Spurrier’s Paris tasting might just be an interesting story after all.
Part One
A Driving Dream
We could in the United States make as great a variety of wines as are made in Europe, not exactly of the same kind, but doubtless as good.
—THOMAS JEFFERSON,1808
Chapter One
The Little Wine Shop in Cité Berryer
If we sip the wine, we find dreams
coming upon us out of the imminent night.
—D. H. LAWRENCE
On an autumn day in 1970, two Englishmen were walking around Paris’s posh Right Bank near the Rue Royale. Although its glory was in the nineteenth century, luxury still reigns there as an art form in this section made up of the city’s First and Eightharrondissements . The area combines New York City’s Park Avenue with Beverly Hills’s Rodeo Drive. Within a few blocks are found such restaurants as Maxim’s, shops like Hermès and Cartier, and the Ritz, the quintessential ritzy hotel. The Right Bank is a wonderful area for strolling, especially in the fall after most of the tourists have left and the city’s pace slows a little. The summer heat is gone, and the chestnut leaves begin to fall.
The two men wandered into Cité Berryer, a street easy to miss because it was only a block long, going from the Rue Royale to the Boissy d’Anglas. Cité Berryer was a slightly seedy shopping arcade that seemed out of place amid all the luxury around it. Built in the nineteenth century, it was named after a then leading, but now long forgotten, politician.
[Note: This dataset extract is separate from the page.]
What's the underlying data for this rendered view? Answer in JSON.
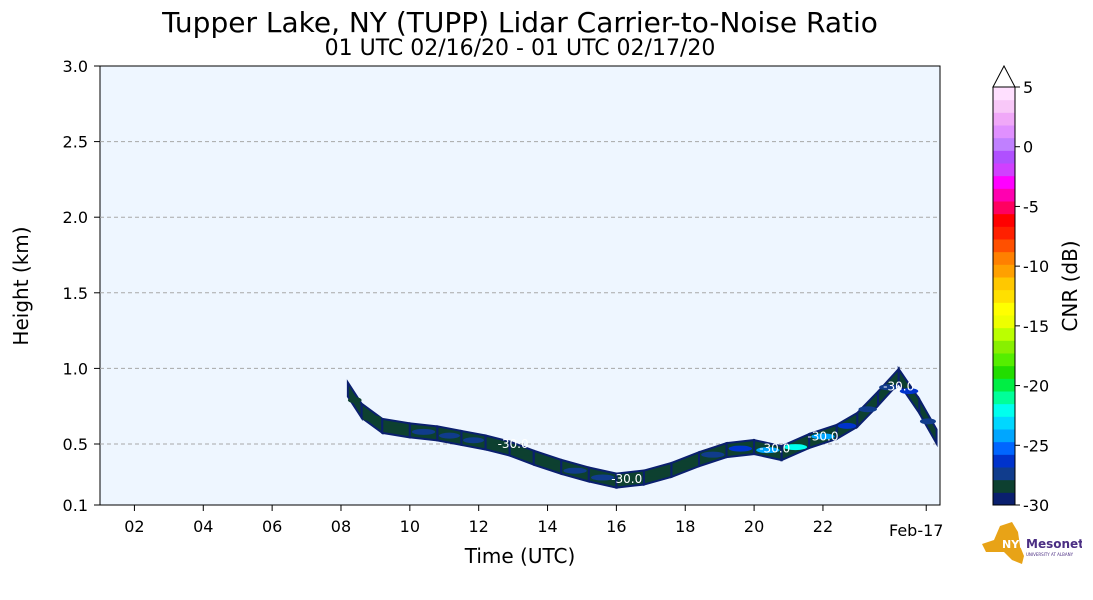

Twice a week an open-air, fresh vegetable and fruit market took place there, and fashionable and unfashionable women alike lined up to buy produce for their families. A small wine shop was located next to a locksmith.
As the two men passed the Caves de la Madeleine, a wine shop named after the famous church located two blocks away, one man turned to the other and said, “That is exactly the kind of shop I would like to buy.”
Steven Spurrier was a well-to-do son of English landed gentry, who at the age of twenty-nine was still trying to figure out what he was going to do when he grew up. After spending several months living in Provence in southern France, Spurrier had recently moved to Paris, where he and his wife, Bella, resided on a 130-foot barge moored on the River Seine at the Place de la Concorde.